Those expectations have become deeply anchored and, some argue, encouraged by the Fed's reluctance to increase rates even as the economy has approached its employment and inflation targets.
Analysts who follow the Fed complain that its framework has become confusing: low unemployment and inflation close to the 2 percent target would not seem consistent with a policy rate more aligned to a recession.
The assorted views of regional bank presidents and board members in recent weeks muddy the waters further. They have ranged from warnings of runaway inflation to suggestions the Fed should increase its inflation target because prices are so weak.
Thrown into the mix as well have been calls for a full-blown policy overhaul, and a suspicion that the economy may be stuck in a rut with little anyone can do about it.
Among that chorus of voices, Lael Brainard, a former Obama administration official and since June 2014 a Fed governor, has become a central figure in shaping the image of a Fed that errs on the side of caution when interpreting data and events.
Since the rate debate intensified last year, Brainard has spoken ahead of five out of the six key policy meetings, laying out her view that the U.S. recovery could not be taken for granted in a world of potentially perpetual economic weakness. The quarterly meetings that end with a news conference are considered the most likely sessions for Fed action.

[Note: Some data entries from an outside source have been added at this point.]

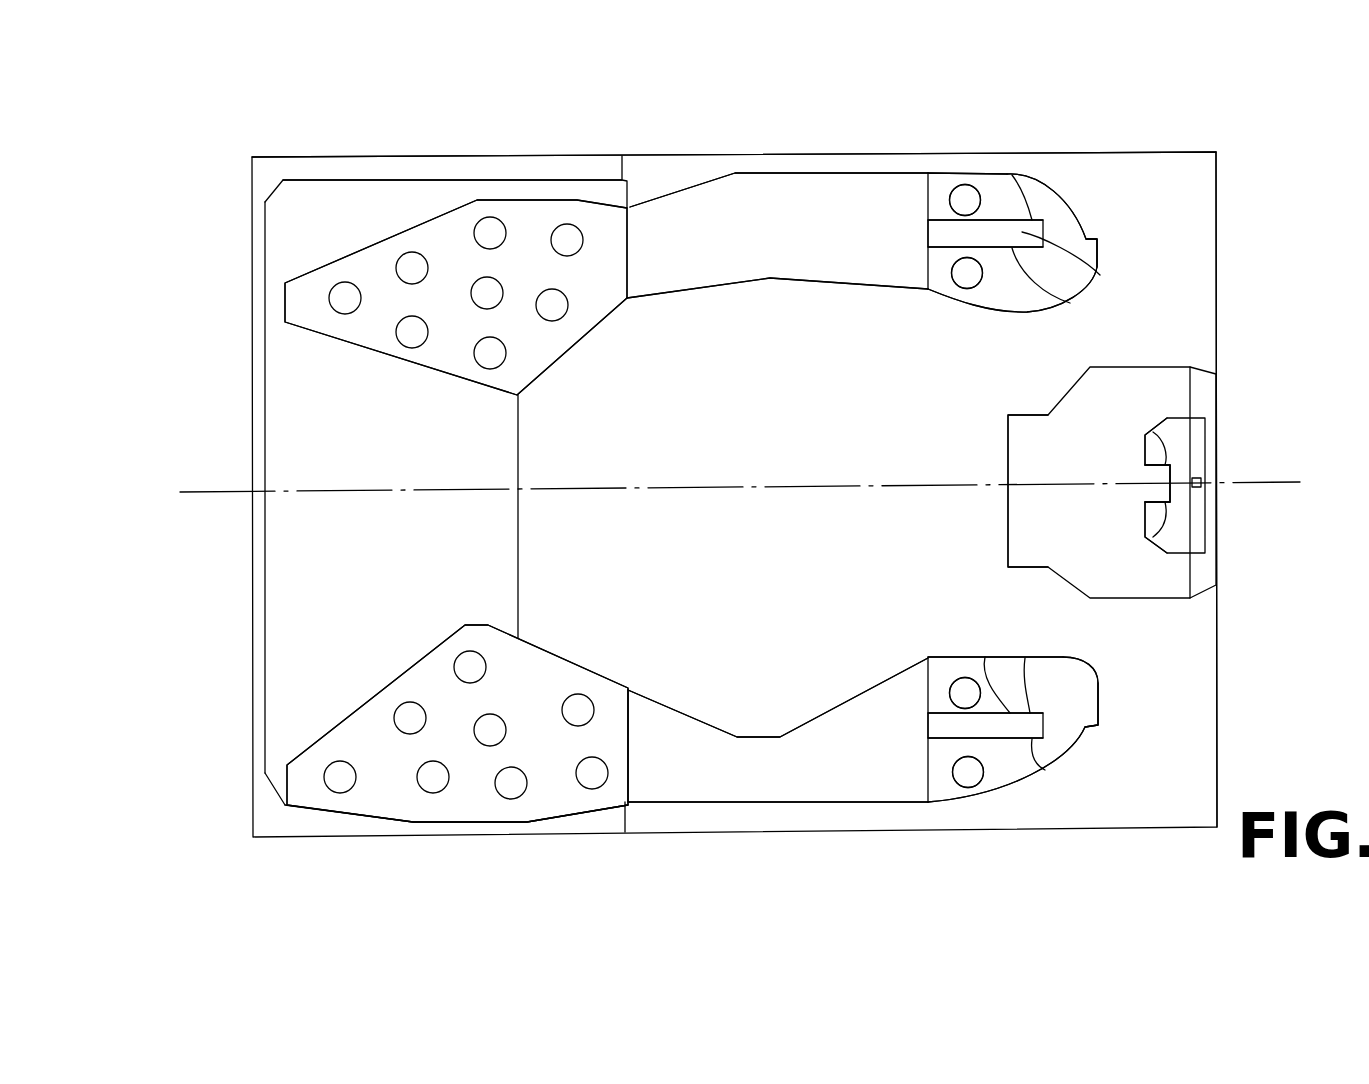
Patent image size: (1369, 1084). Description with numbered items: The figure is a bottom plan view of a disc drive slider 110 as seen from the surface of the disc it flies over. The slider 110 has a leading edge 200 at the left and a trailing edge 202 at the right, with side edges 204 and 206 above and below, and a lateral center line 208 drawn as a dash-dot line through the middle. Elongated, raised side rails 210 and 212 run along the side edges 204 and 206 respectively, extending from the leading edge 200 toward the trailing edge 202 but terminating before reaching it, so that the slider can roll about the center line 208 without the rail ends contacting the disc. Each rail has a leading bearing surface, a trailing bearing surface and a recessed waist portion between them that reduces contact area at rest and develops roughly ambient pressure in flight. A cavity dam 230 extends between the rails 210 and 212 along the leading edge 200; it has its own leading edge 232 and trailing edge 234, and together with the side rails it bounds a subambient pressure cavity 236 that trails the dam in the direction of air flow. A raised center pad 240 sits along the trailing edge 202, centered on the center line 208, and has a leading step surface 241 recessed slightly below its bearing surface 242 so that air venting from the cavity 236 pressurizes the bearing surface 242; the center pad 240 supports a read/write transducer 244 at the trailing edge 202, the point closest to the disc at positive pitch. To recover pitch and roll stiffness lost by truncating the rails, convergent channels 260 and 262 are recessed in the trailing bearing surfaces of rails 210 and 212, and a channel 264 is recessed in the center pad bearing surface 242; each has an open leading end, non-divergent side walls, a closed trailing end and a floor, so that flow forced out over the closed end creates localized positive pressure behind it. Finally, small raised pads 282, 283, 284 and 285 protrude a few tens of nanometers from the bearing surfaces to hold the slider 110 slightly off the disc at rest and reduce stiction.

The slider 110 is at (256, 128).
The leading edge 200 is at (252, 403).
The trailing edge 202 is at (1216, 268).
The side edge 204 is at (552, 156).
The side edge 206 is at (527, 835).
The lateral center line 208 is at (207, 492).
The side rail 210 is at (394, 220).
The side rail 212 is at (362, 822).
The cavity dam 230 is at (303, 538).
The leading edge 232 is at (265, 592).
The trailing edge 234 is at (518, 525).
The subambient pressure cavity 236 is at (773, 411).
The center pad 240 is at (996, 428).
The leading step surface 241 is at (1030, 523).
The bearing surface 242 is at (1177, 450).
The read/write transducer 244 is at (1201, 480).
The convergent channel feature 260 is at (993, 208).
The convergent channel feature 262 is at (1005, 752).
The convergent channel feature 264 is at (1184, 503).
The raised pad 282 is at (477, 365).
The raised pad 283 is at (480, 716).
The raised pad 284 is at (947, 222).
The raised pad 285 is at (963, 757).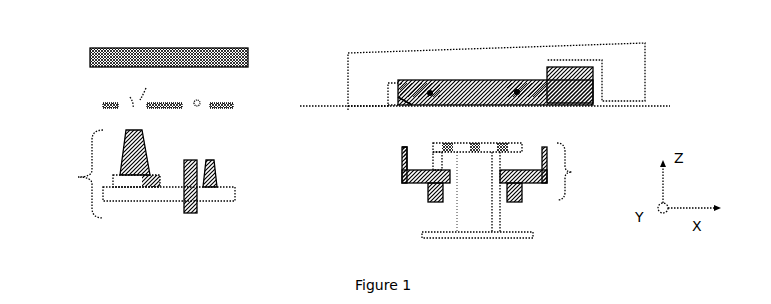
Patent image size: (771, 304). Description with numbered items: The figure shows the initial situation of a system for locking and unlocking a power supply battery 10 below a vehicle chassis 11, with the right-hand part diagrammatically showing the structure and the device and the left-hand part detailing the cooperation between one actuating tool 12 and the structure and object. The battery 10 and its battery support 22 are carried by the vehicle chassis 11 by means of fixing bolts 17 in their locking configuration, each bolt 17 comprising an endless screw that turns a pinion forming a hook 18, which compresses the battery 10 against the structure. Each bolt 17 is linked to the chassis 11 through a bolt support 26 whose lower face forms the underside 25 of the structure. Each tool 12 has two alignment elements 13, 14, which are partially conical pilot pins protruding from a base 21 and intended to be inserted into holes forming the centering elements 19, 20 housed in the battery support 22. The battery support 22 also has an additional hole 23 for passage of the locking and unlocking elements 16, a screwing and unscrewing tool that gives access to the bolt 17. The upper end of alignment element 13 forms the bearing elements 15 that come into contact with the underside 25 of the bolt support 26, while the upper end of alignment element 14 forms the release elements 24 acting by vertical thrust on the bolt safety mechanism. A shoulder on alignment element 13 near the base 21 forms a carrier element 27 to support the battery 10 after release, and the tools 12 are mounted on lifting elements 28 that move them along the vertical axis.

The power supply battery 10 is at (113, 80).
The vehicle chassis 11 is at (390, 63).
The actuating tool 12 is at (314, 174).
The alignment element 13 is at (145, 185).
The alignment element 14 is at (207, 188).
The bearing element 15 is at (134, 130).
The locking and/or unlocking element 16 is at (182, 188).
The fixing bolt 17 is at (413, 100).
The hook 18 is at (527, 103).
The centering element 19 is at (133, 97).
The centering element 20 is at (197, 103).
The base 21 is at (235, 198).
The battery support 22 is at (100, 101).
The additional hole 23 is at (188, 110).
The release element 24 is at (214, 156).
The underside 25 is at (155, 68).
The bolt support 26 is at (186, 48).
The carrier element 27 is at (155, 175).
The lifting element 28 is at (420, 195).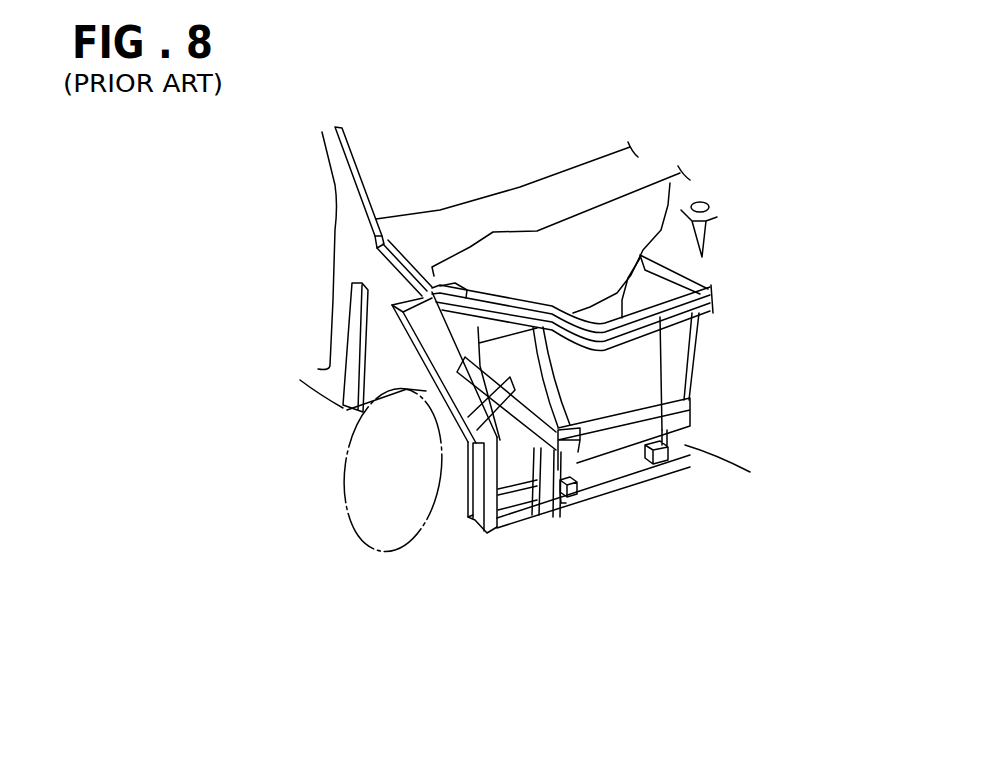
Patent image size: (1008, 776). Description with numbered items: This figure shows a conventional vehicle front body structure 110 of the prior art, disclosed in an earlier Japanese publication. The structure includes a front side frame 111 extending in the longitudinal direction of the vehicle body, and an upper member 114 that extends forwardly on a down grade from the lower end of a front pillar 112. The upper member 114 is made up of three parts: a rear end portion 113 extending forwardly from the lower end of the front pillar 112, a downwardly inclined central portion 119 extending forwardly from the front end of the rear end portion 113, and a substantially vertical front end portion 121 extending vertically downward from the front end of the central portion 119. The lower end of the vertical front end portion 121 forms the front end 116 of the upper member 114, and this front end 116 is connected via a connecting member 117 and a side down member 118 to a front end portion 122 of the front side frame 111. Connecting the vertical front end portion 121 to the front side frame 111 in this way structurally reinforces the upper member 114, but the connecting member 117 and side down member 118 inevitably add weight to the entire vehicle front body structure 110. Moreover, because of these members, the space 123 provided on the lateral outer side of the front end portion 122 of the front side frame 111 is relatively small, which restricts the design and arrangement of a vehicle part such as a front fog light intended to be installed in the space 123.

The vehicle front body structure 110 is at (479, 151).
The front side frame 111 is at (527, 397).
The front pillar 112 is at (338, 177).
The rear end portion 113 is at (392, 288).
The upper member 114 is at (258, 477).
The front end 116 is at (475, 523).
The connecting member 117 is at (530, 513).
The side down member 118 is at (573, 498).
The central portion 119 is at (452, 383).
The vertical front end portion 121 is at (478, 487).
The front end portion 122 is at (673, 440).
The space 123 is at (522, 561).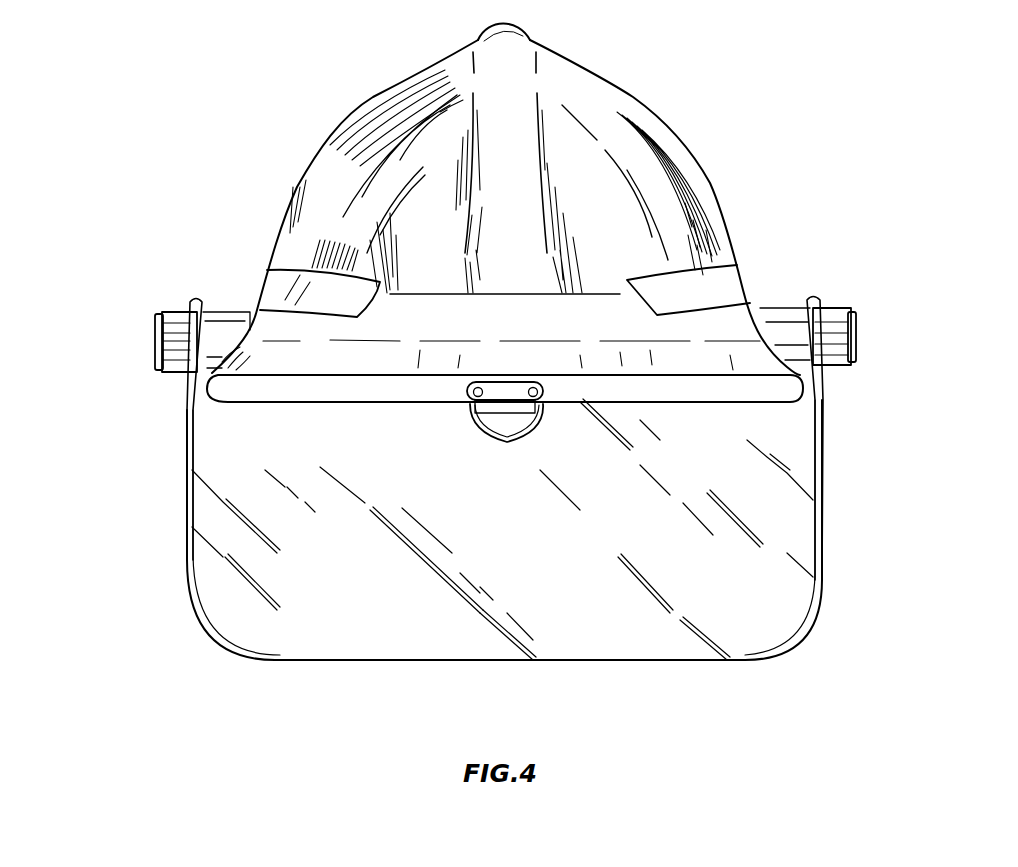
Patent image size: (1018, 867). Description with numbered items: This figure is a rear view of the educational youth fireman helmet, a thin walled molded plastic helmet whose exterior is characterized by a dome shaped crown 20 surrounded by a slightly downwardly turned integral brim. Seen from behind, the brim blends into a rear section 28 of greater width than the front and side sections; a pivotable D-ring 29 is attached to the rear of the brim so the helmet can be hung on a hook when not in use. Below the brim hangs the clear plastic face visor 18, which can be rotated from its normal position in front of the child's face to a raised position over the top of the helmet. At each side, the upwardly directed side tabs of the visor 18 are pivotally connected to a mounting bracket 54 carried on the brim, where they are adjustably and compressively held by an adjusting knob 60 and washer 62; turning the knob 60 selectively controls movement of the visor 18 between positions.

The face visor 18 is at (822, 508).
The crown 20 is at (668, 180).
The rear section 28 is at (258, 371).
The D-ring bracket 29 is at (500, 405).
The mounting bracket 54 is at (777, 308).
The adjusting knob 60 is at (858, 343).
The washer 62 is at (818, 298).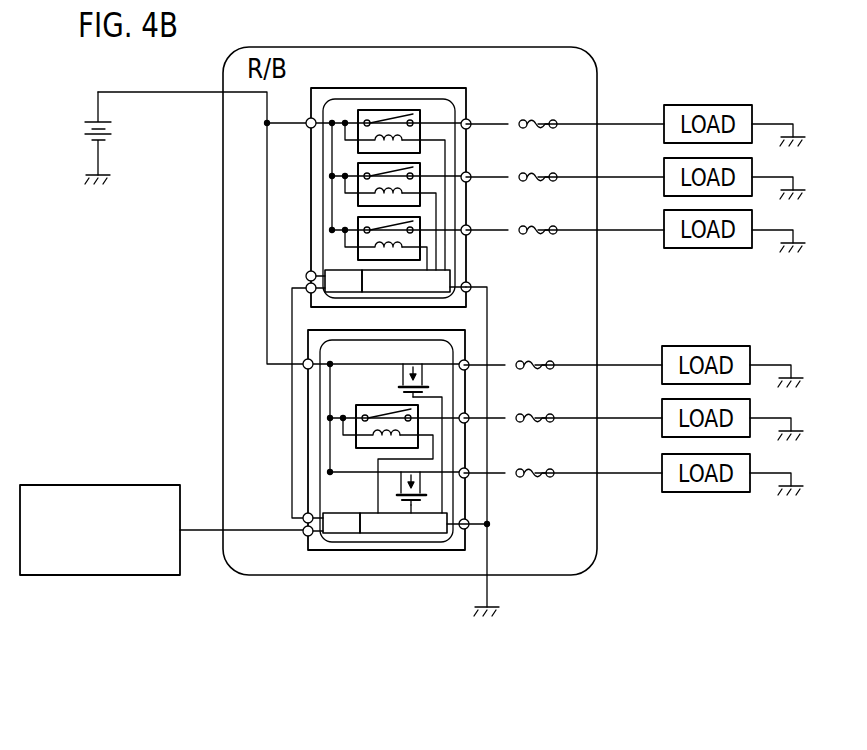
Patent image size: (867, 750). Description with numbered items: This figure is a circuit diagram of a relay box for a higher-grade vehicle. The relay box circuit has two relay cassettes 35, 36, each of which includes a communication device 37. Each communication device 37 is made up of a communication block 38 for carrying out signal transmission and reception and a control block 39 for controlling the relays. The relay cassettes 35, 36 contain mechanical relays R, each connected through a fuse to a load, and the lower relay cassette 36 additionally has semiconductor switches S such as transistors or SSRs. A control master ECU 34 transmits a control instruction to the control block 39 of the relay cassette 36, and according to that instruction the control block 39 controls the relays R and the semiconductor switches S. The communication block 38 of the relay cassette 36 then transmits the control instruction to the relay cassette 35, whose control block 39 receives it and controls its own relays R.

The control master ECU 34 is at (115, 484).
The relay cassette 35 is at (468, 92).
The relay cassette 36 is at (466, 447).
The communication device 37 is at (455, 461).
The communication block 38 is at (348, 290).
The control block 39 is at (445, 274).
The mechanical relay R is at (357, 110).
The semiconductor switch S is at (424, 388).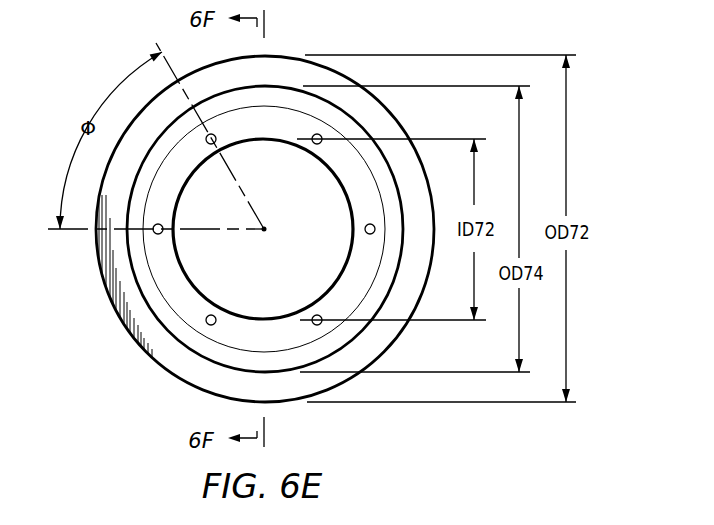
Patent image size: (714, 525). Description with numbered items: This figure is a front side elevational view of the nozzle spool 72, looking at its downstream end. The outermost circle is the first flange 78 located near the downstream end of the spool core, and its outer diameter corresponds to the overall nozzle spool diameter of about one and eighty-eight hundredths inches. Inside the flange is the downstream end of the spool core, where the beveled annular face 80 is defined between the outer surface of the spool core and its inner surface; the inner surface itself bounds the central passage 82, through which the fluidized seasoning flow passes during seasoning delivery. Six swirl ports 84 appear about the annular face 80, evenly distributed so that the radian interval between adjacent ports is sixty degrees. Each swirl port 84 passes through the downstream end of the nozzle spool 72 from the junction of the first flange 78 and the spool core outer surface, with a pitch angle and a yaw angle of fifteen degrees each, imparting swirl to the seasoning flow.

The nozzle spool 72 is at (104, 348).
The first flange 78 is at (167, 369).
The annular face 80 is at (343, 299).
The central passage 82 is at (245, 280).
The swirl ports 84 is at (364, 227).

She repeated that line last week and called for "prudence," effectively stamping out any rate rise speculation.
Brainard's argument seemed prescient last summer when she presented it the first time. The following 12 months brought market volatility linked to China's economic weakness and later concerns about the fallout from Britain's vote to leave the European Union. The turmoil weighed on the Fed's outlook for the U.S. economy.
Things have since calmed, and through it all the U.S. economy has continued to generate jobs. Equity markets are up so far this year, while volatility in the U.S. bond market is near its lowest level since late 2014.
To be sure, a Bank of America/Merrill Lynch measure on expected swings in the bond market in three months did pick up after the European Central Bank refrained from extending its 1 trillion plus euro bond purchase program.
Uncertainty about Bank of Japan policy, and possible swings in the dollar that could hurt U.S. manufacturers, remains a risk.
But to some, those risks have become less important than the uncertainty stemming from the Fed itself.
JPMorgan chief executive Jamie Dimon said last week it was the right time for the Fed to move, a call echoed by the country's credit union sector.
"Folks in the credit union world — the majority want the Federal Reserve to raise interest rates," said Steve Rick, chief economist for CUNA Mutual Group, an insurer and financial company whose products are sold through credit unions.
"A quarter point is not going to kill the economy at all. But you would have banks more willing and credit unions more willing to lend if they believe interest rates were giving a clear signal," Rick said.